Carey swung up in the saddle and steered his horse to the lead team, ready to swap out with anyone who might need a break for a little while. Leading was stressful, especially because the rest of society didn’t care too much for the old ways. Lead riders had to watch out for all kinds of dangers like speeding cars and eighteen-wheelers and alert the rest of the group, so there was no daydreaming up front.

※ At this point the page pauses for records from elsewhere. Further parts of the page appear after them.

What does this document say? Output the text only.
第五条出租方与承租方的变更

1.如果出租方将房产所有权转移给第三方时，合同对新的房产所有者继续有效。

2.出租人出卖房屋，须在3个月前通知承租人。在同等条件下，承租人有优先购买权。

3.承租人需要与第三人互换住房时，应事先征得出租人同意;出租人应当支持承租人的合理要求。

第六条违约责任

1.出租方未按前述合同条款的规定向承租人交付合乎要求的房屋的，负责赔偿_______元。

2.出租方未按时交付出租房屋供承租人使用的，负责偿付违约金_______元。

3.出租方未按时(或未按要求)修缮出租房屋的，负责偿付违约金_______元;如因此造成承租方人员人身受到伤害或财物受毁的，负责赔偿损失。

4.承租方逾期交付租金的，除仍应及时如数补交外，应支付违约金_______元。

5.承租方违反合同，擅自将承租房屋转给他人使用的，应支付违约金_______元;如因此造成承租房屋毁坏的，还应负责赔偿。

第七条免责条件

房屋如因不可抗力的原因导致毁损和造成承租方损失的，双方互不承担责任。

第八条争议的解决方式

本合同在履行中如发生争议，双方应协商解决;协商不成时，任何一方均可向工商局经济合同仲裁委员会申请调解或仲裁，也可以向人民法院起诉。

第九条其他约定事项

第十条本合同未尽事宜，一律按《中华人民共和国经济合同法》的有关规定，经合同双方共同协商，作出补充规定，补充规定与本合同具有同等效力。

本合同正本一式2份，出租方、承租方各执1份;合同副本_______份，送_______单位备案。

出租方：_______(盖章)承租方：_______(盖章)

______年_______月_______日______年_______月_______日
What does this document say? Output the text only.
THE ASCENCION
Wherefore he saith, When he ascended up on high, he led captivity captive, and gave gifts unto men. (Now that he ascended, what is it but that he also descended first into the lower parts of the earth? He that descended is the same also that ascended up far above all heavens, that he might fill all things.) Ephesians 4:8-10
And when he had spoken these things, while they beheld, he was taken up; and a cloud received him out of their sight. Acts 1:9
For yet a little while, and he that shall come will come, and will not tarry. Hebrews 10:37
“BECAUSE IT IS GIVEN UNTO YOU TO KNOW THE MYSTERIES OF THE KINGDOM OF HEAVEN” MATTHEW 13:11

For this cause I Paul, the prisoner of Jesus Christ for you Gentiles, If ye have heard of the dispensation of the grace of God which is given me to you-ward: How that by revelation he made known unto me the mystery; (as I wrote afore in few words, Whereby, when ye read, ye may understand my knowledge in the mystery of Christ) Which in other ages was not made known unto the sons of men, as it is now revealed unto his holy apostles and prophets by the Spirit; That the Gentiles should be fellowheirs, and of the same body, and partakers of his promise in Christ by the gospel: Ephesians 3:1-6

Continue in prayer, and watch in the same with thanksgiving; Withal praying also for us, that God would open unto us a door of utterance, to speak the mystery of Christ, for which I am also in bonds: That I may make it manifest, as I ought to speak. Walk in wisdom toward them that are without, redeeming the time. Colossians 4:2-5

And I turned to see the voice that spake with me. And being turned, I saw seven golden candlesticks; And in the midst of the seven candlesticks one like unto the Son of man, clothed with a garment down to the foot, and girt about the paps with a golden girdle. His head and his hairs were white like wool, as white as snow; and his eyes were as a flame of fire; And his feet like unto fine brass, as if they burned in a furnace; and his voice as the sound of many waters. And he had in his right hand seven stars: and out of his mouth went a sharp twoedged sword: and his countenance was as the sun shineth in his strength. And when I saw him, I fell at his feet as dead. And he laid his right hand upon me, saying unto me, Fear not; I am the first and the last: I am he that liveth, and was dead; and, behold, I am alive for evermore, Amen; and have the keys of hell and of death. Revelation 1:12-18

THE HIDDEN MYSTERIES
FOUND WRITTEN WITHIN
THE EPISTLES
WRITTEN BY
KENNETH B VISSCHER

“Hey, Jeff, I’ll come on up here for a while if anyone wants to take a rest along the sides of the pack,” Carey offered, coming up close to one of the professional drovers, who was hired every year just for the duration of events like this one.
“Yeah, right,” Jeff said with a pleasant laugh. “You just want to get away from those city people. You’re not fooling anyone with this ‘I’m here to help’ act you’re putting on!”
“I’m telling you, Jeff. I don’t know if I can take it anymore!” Carey laughed along quietly, looking around to make sure no one overheard them. “I’ve put up with these yahoos every year, and even after I think I’ve heard it all, somehow, the next crop has someone even worse. Remember that guy who brought his own gun on the trip and was mad when Dad made him leave it locked in the safe? Like we were going to need to deputize him and ride out with a posse against Black Bart to save Miss Polly from the train tracks, or something.” Jeff laughed at Carey’s description, slapping his thigh with his reins as he roared. “This time, we have two girls who have no business out here, one who’s scared of every little shadow and one who thinks all men were put on this planet for her to hate.”
“Oh, sounds like you’re already getting along great with the ladies, huh?” Jeff joked, pointing out that Carey’s twin had just gotten married, leaving plenty of room for him to find a girl of his own.
“Don’t start on me. I can already feel Dad breathing down my neck. Not that I would ever wish Casey or Miranda anything but the best but deep down, I was kind of hoping Dad would realize he should have stayed out of it if they didn’t patch things up like they did. Now that he’s tasted matchmaking success, it’s like I can feel his eyes on me, like he has a giant bull’s eye on my back for his Cupid’s arrow.”
“Yeah, I wish I had something helpful to say there, buddy, but I’m sure you’re right. He’s gonna be on you to get married next!” Jeff grinned as he spoke, obviously not anywhere near as sympathetic as his words should have been. They rode along in silence for a few more minutes, one smiling in triumph, the other hanging his head. “You know, there is one thing you can do. The only way to head off your dad’s ideas of romance is to beat him to the punch.”
“What do you mean?” Carey asked, hope coloring his voice.
“Well, find your own girl without his help. Maybe then he’ll leave you alone. Your only other option is to hope that Casey and Miranda start a family right away. Maybe having some grandkids running around the place will give your dad something to focus on rather than playing love triangle with your future all day.”
“That’s great. Fat lot of good you did in the hope department!” Carey called out as he rode away, mentally preparing himself to rejoin the group of city people who were helping out with various tasks along the route. He took a deep breath, released it, and painted a smile on his face, ready to face them.